Electronic Record Sharing: Is It Enough?
Interoperability is the next big buzzword in electronic health records (EHR). That’s because, in a big step forward, the Department of Health and Human Services (HHS), via the Office of the National Coordinator for Health Information Technology (ONC), has released a proposal for the safe and secure exchange and use of electronic health information.
“Great progress has been made to digitize the care experience, and now it’s time to free up this data so patients and providers can securely access their health information when and where they need it,” said HHS Secretary Sylvia M. Burwell in a release about Connecting Health and Care for the Nation: A Shared Nationwide Interoperability Roadmap Version 1.0. “A successful … system relies on an interoperable health IT system where information can be collected, shared, and used to improve health, facilitate research, and inform clinical outcomes.”
The draft Roadmap calls for:
– Core EHR technical standards and functions
– Certification to support adoption and optimization of health IT products and services
– Privacy and security protections for health information
– Supportive business, clinical, cultural, and regulatory environments
– Rules of engagement and governance
In addition to increasing the ease of information exchange between different EHR systems, the proposal is expected to lead to transparency in medical data, prices and provider performance, all of which are part and parcel of the HHS movement toward reimbursement for quality and effectiveness of care.

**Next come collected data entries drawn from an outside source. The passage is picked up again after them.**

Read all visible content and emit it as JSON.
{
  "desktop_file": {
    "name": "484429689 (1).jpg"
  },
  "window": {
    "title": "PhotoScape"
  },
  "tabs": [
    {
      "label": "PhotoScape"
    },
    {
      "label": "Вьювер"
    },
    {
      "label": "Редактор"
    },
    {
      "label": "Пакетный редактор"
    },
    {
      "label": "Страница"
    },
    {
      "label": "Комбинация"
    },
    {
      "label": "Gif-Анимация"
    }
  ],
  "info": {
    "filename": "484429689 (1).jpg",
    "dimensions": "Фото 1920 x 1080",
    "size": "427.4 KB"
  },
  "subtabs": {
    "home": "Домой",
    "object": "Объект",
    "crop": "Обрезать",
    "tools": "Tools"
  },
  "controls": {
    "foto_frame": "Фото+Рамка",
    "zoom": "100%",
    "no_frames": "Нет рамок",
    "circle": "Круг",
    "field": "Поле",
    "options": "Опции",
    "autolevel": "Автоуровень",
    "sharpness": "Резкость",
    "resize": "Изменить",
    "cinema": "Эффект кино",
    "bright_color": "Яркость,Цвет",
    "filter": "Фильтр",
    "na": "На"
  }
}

The Roadmap is an ambitious and much-needed initiative on the part of HHS, particularly when you consider that the sharing of EHR sometimes literally amounts to printing the record in one location, and having it typed into the EHR system at another. Which goes some way toward explaining why physicians are notoriously long-frustrated by EHR: 83% report they resist using EHR due to poor EHR interoperability, limited EHR messaging capabilities, and poor usability that makes it difficult to find relevant clinical data, according to a recent survey.
Furthermore, the majority of physicians in the survey also report that they lack the tools and processes to support collaborative, team‐based care. And that’s the real end game of EHR interoperability: care coordination.
The Agency for Healthcare Research and Quality (AHRQ) recommends that care coordination activities include:
– Establishing accountability and agreeing on responsibility
– Communicating/sharing knowledge
– Helping with transitions of care
– Assessing patient needs and goals
– Creating a proactive care plan
– Monitoring and follow-up, including responding to changes in patients’ needs
– Supporting patients’ self-management goals
– Linking to community resources
– Working to align resources with patient and population needs
Using scribes — who document the patient visit in real time — is critical to these goals, which are ultimately the goals of HHS. Scribes help physicians focus on the patient during each contact, minimize the distractions (and time-wasting) of entering data to EHR systems, and ensure that documentation will communicate knowledge to patients and other providers, help with transitions of care, and lay the foundation for monitoring and follow-up — all the sorts of efforts endorsed by the AHRQ. When you consider that the average hospital loses $1.7 million per year due to inefficient care coordination, the case for scribes in meeting care coordination goals is clear.
Care coordination efforts don’t have to wait. In fact, the success of HHS’s EHR interoperability program rests on maximizing care coordination — and ensuring that documentation is thorough and data collection efforts are appropriately focused in the first place.